Les répercussions de ce changement se sont fait sentir dès la première année qui suit le départ de l’ancien président Ben Ali. Le changement exigeait l’établissement d’une nouvelle constitution. Mais Ennahda n’a pas inscrit la Charia dans la future constitution. Au mois de juin, la mouvance salafiste renforcé par des casseurs ont attaqué plusieurs villes sous prétexte que des œuvres qui offensent l’Islam ont été perpétrés. Leurs attaques ont conduit à la mort d’une personne et à une centaine de blessés. Un peu plus tard, en septembre 2012, des manifestants islamistes ont attaqué l’ambassade américaine à Tunis après la diffusion d’un film islamophobe.

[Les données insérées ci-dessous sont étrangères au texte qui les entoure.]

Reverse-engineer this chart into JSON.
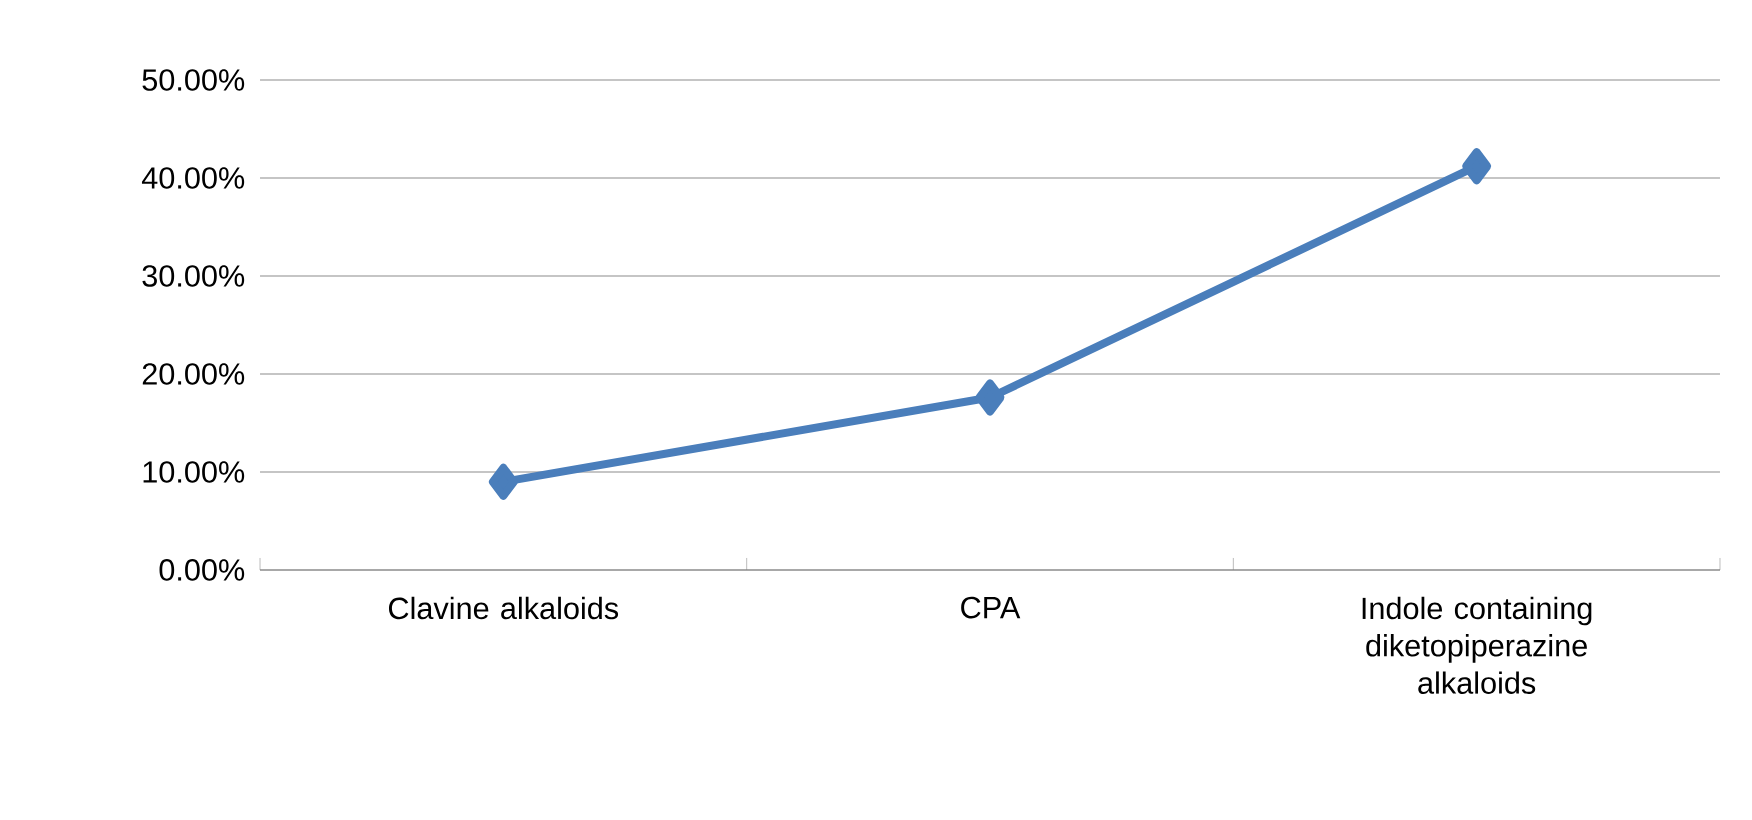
{
  "chart_data": {
    "type": "line",
    "categories": [
      "Clavine alkaloids",
      "CPA",
      "Indole containing diketopiperazine alkaloids"
    ],
    "series": [
      {
        "color": "#4a7ebb",
        "values": [
          9.0,
          17.6,
          41.2
        ]
      }
    ],
    "ylim": [
      0,
      50
    ],
    "yticks": [
      {
        "value": 0,
        "label": "0.00%"
      },
      {
        "value": 10,
        "label": "10.00%"
      },
      {
        "value": 20,
        "label": "20.00%"
      },
      {
        "value": 30,
        "label": "30.00%"
      },
      {
        "value": 40,
        "label": "40.00%"
      },
      {
        "value": 50,
        "label": "50.00%"
      }
    ],
    "grid": "y",
    "marker": "diamond",
    "line_style": "solid"
  }
}
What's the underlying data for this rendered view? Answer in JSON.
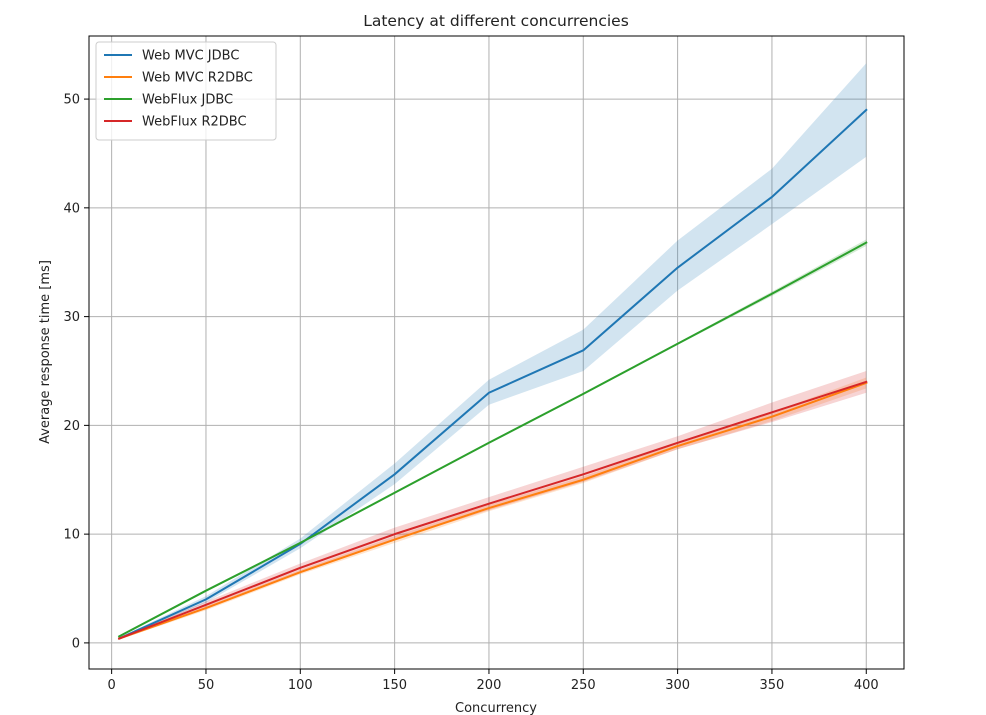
{
  "chart_data": {
    "type": "line",
    "title": "Latency at different concurrencies",
    "xlabel": "Concurrency",
    "ylabel": "Average response time [ms]",
    "xlim": [
      -12,
      420
    ],
    "ylim": [
      -2.4,
      55.8
    ],
    "xticks": [
      0,
      50,
      100,
      150,
      200,
      250,
      300,
      350,
      400
    ],
    "yticks": [
      0,
      10,
      20,
      30,
      40,
      50
    ],
    "grid": true,
    "legend_position": "top-left",
    "x": [
      4,
      50,
      100,
      150,
      200,
      250,
      300,
      350,
      400
    ],
    "series": [
      {
        "name": "Web MVC JDBC",
        "color": "#1f77b4",
        "values": [
          0.4,
          4.0,
          9.1,
          15.5,
          23.0,
          26.9,
          34.5,
          41.0,
          49.0
        ],
        "lower": [
          0.3,
          3.7,
          8.7,
          14.6,
          21.9,
          25.0,
          32.4,
          38.5,
          44.7
        ],
        "upper": [
          0.5,
          4.3,
          9.6,
          16.5,
          24.2,
          28.8,
          37.0,
          43.6,
          53.3
        ]
      },
      {
        "name": "Web MVC R2DBC",
        "color": "#ff7f0e",
        "values": [
          0.4,
          3.2,
          6.5,
          9.5,
          12.4,
          15.0,
          18.1,
          20.8,
          23.9
        ],
        "lower": [
          0.3,
          3.0,
          6.3,
          9.2,
          12.1,
          14.7,
          17.8,
          20.4,
          23.4
        ],
        "upper": [
          0.5,
          3.4,
          6.7,
          9.8,
          12.7,
          15.3,
          18.4,
          21.2,
          24.4
        ]
      },
      {
        "name": "WebFlux JDBC",
        "color": "#2ca02c",
        "values": [
          0.6,
          4.8,
          9.2,
          13.8,
          18.4,
          22.9,
          27.5,
          32.1,
          36.8
        ],
        "lower": [
          0.5,
          4.7,
          9.1,
          13.7,
          18.3,
          22.8,
          27.4,
          31.9,
          36.5
        ],
        "upper": [
          0.7,
          4.9,
          9.3,
          13.9,
          18.5,
          23.0,
          27.6,
          32.3,
          37.1
        ]
      },
      {
        "name": "WebFlux R2DBC",
        "color": "#d62728",
        "values": [
          0.4,
          3.5,
          6.9,
          10.0,
          12.8,
          15.5,
          18.4,
          21.2,
          24.0
        ],
        "lower": [
          0.3,
          3.2,
          6.5,
          9.5,
          12.2,
          14.8,
          17.8,
          20.3,
          23.0
        ],
        "upper": [
          0.5,
          3.8,
          7.3,
          10.6,
          13.4,
          16.2,
          19.0,
          22.1,
          25.0
        ]
      }
    ]
  }
}
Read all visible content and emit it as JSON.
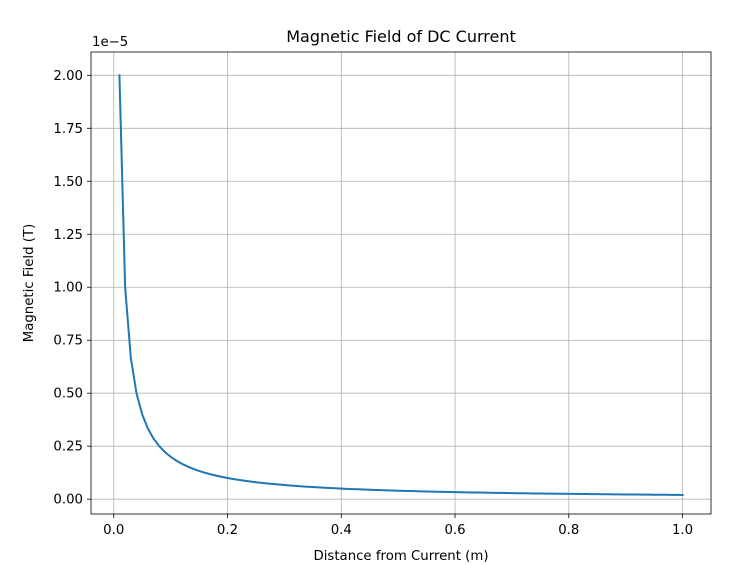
{
  "chart_data": {
    "type": "line",
    "title": "Magnetic Field of DC Current",
    "xlabel": "Distance from Current (m)",
    "ylabel": "Magnetic Field (T)",
    "offset_text": "1e−5",
    "xlim": [
      -0.04,
      1.05
    ],
    "ylim": [
      -7e-07,
      2.11e-05
    ],
    "x_ticks": [
      0.0,
      0.2,
      0.4,
      0.6,
      0.8,
      1.0
    ],
    "x_tick_labels": [
      "0.0",
      "0.2",
      "0.4",
      "0.6",
      "0.8",
      "1.0"
    ],
    "y_ticks": [
      0,
      2.5e-06,
      5e-06,
      7.5e-06,
      1e-05,
      1.25e-05,
      1.5e-05,
      1.75e-05,
      2e-05
    ],
    "y_tick_labels": [
      "0.00",
      "0.25",
      "0.50",
      "0.75",
      "1.00",
      "1.25",
      "1.50",
      "1.75",
      "2.00"
    ],
    "grid": true,
    "series": [
      {
        "color": "#1f77b4",
        "x_start": 0.01,
        "x_end": 1.0,
        "x_step": 0.01,
        "y": "2e-7 / x"
      }
    ]
  }
}
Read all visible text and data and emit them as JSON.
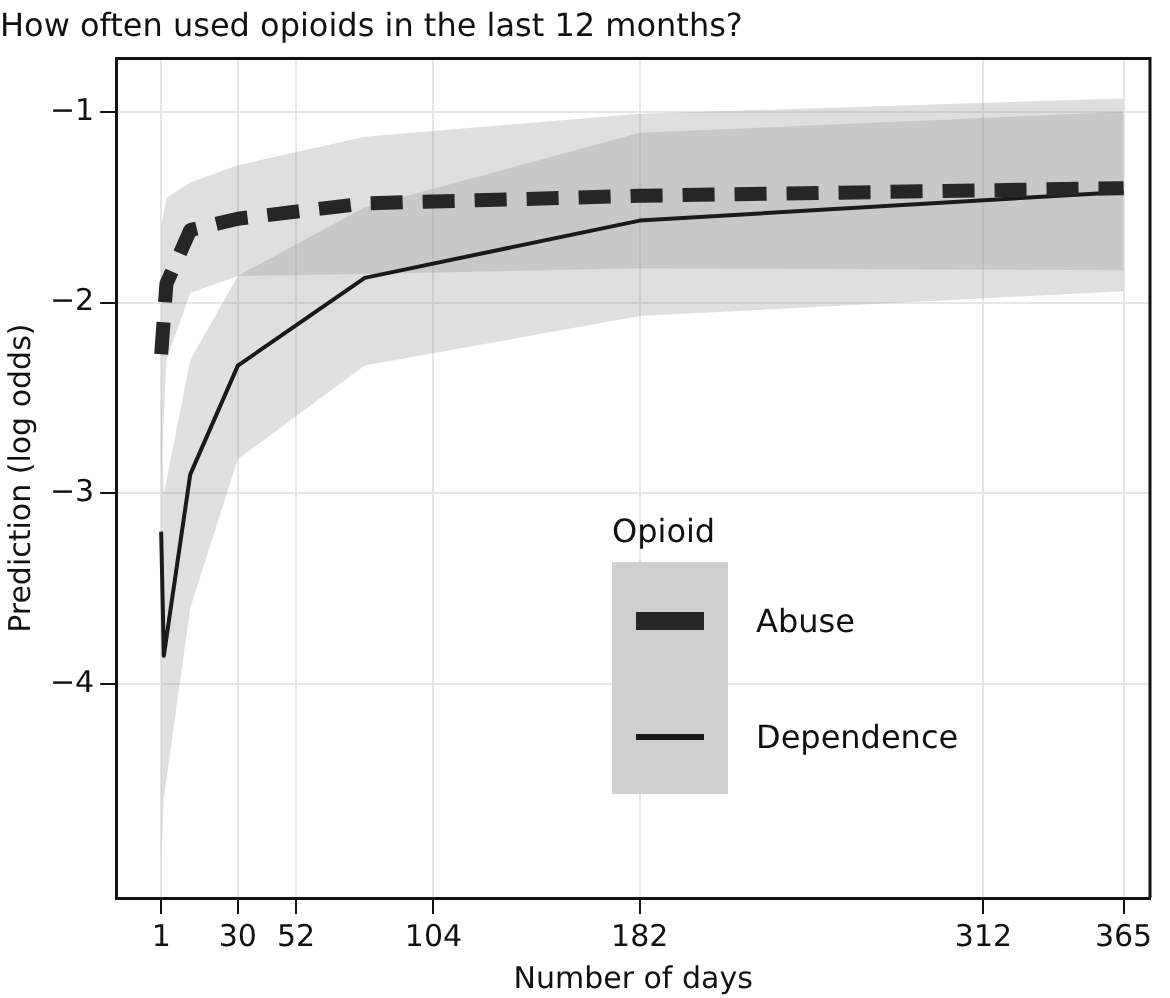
{
  "chart_data": {
    "type": "line",
    "title": "How often used opioids in the last 12 months?",
    "xlabel": "Number of days",
    "ylabel": "Prediction (log odds)",
    "legend_title": "Opioid",
    "legend": "right",
    "grid": true,
    "marker": "none",
    "xlim": [
      -16,
      375
    ],
    "xticks": [
      1,
      30,
      52,
      104,
      182,
      312,
      365
    ],
    "ylim": [
      -5.12,
      -0.72
    ],
    "yticks": [
      -4,
      -3,
      -2,
      -1
    ],
    "series": [
      {
        "name": "Abuse",
        "color": "#262626",
        "line_style": "dashed",
        "x": [
          1,
          3,
          12,
          30,
          78,
          182,
          365
        ],
        "values": [
          -2.27,
          -1.9,
          -1.62,
          -1.56,
          -1.48,
          -1.44,
          -1.4
        ],
        "lower": [
          -2.9,
          -2.3,
          -1.95,
          -1.86,
          -1.85,
          -1.82,
          -1.83
        ],
        "upper": [
          -1.6,
          -1.45,
          -1.37,
          -1.28,
          -1.13,
          -1.01,
          -0.93
        ]
      },
      {
        "name": "Dependence",
        "color": "#1a1a1a",
        "line_style": "solid",
        "x": [
          1,
          2,
          12,
          30,
          78,
          182,
          365
        ],
        "values": [
          -3.2,
          -3.85,
          -2.9,
          -2.33,
          -1.87,
          -1.57,
          -1.42
        ],
        "lower": [
          -4.95,
          -4.6,
          -3.6,
          -2.82,
          -2.33,
          -2.07,
          -1.94
        ],
        "upper": [
          -2.5,
          -3.0,
          -2.3,
          -1.86,
          -1.5,
          -1.11,
          -1.0
        ]
      }
    ]
  }
}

D’autre part, le nouveau régime en place n’a pas pu rétablir l’ordre avec l’émergence de plusieurs manifestations et plusieurs désordres. La population tunisienne pour sa part, non satisfait de ce qui se passe dans leur pays, commencent aussi à se manifester à Sidi Bouzid, lieu historique qui a vu l’immolation de Bouazizi. Alors que les manifestations avaient pour origine de dénoncer la pauvreté, les souffrances et l’oppression du peuple, il a été constaté que le départ de l’ancien président n’a pas suffi pour rétablir l’ordre. La vie sociale, économique et politique après les vagues de manifestations n’est pas toujours rétablie. Ainsi, le peuple a manifesté contre la pauvreté, les coupures d’eau devenues trop fréquentes et des retards des salaires.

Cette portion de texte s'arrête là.